How to use GitHub Actions
The platform GitHub Actions allows users to automate various actions by providing continuous integration and continuous delivery. With GitHub Actions, you don’t have to complete repetitive tasks manually anymore, allowing you to fully concentrate on the more important aspects of your project.
What is GitHub Actions?¶
GitHub Actions is the continuous integration and continuous delivery (CI/CD) platform of GitHub. It allows users to automate repositories and create GitHub workflows. For example, you can compile new code or run project-related unit tests every time code is updated in the GitHub repository.
How does GitHub Actions work?¶
GitHub Actions leverages your own GitHub workflows. Within these workflows, you can react to various events, such as push requests, by executing specific actions. The workflow itself consists of different jobs, each running in its own virtual machine or within a container. GitHub supports Linux, Windows, and macOS VMs.
If you want to deploy your projects and websites directly, Deploy Now from IONOS is the ideal solution. You can use it to customise your automated GitHub workflows anytime.
GitHub Actions tutorial on the most important functions¶
A GitHub workflow is the central element within GitHub Actions. A workflow is really nothing more than a YAML file that you use to specify which actions should be initiated when certain events occur. However, not just events can trigger workflows. You can also ensure that your workflow is executed manually, or even set up fixed times by using scheduling. Every GitHub workflow starts one or more jobs. You don’t have to limit yourself to one workflow per repository and can specify any number of workflows in your GitHub repository.
As mentioned, workflows are often triggered by events. Events are specific actions in your GitHub repository that start the execution of a workflow. A pull request is a common example of a GitHub event. There are countless events in GitHub. For a complete list, take a look at the GitHub documentation.
As the name suggest, actions are a central part of GitHub Actions. An action is an individual GitHub application that carries out frequent and complex tasks. They can be used like functions within your workflow files to avoid repeating code. If you don’t want to write your own GitHub actions, you can find a number of predefined actions in the GitHub marketplace.
Steps are individual job components. They can be shell scripts that are executed or an action that is started. Steps are processed in the order in which they are defined. Furthermore, the steps are dependent on each other and can exchange data within each other.

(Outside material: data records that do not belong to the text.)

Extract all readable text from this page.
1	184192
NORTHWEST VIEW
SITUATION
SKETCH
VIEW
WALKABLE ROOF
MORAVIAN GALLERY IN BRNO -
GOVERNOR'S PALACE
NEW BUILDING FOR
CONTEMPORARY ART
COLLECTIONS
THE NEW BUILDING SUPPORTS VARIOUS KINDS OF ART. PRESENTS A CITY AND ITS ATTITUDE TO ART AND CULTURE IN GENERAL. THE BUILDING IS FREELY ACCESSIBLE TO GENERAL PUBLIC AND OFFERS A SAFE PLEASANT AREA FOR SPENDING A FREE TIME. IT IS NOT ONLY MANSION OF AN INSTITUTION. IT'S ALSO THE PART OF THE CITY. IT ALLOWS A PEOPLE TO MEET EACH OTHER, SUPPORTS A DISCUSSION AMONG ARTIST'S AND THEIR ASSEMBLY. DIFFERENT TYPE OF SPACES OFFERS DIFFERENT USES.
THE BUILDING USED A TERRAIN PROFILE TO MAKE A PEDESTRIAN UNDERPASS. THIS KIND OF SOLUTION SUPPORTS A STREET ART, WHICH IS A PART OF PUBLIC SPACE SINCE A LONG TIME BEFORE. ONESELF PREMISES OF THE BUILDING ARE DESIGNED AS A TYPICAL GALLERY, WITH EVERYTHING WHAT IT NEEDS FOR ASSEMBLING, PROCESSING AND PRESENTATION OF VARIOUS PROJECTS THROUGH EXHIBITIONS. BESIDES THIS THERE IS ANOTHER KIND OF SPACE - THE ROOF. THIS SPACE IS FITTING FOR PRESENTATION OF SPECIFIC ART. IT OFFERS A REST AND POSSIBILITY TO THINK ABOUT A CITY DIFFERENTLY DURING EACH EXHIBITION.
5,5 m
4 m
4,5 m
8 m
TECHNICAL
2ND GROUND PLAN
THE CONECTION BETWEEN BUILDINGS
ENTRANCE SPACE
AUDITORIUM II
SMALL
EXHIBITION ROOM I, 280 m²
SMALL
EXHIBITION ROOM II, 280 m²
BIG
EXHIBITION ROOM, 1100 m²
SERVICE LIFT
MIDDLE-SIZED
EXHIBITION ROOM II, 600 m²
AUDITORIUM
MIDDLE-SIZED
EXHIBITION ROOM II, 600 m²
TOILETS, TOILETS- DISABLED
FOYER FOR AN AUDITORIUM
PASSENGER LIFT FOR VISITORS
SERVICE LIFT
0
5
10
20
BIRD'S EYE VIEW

A job is a sequence of steps that are executed on a runner. Although jobs are independent, you can create dependencies between individual jobs manually. This results in a job having to wait for all the jobs it depends on to execute first. This interrupts the otherwise normal, parallel execution of different jobs.
A runner is the server on which your triggered workflows are run. Each runner can run exactly one job at a time. The runners are basically virtual machines. GitHub supports Ubuntu, Windows and macOS operating systems. If you need to use a different operating system to test your projects, you can, of course, host your own runners.
What are the advantages of using GitHub Actions?¶
In addition to the seamless integration of GitHub Actions into your own GitHub platform, the CI service offers other benefits as well. For example, predefined templates mean you don’t necessarily have to use your own workflows. Plus, the GitHub service is completely free to use for your public repositories. For private repos, GitHub provides you with 2,000 minutes per month for hosted workflows.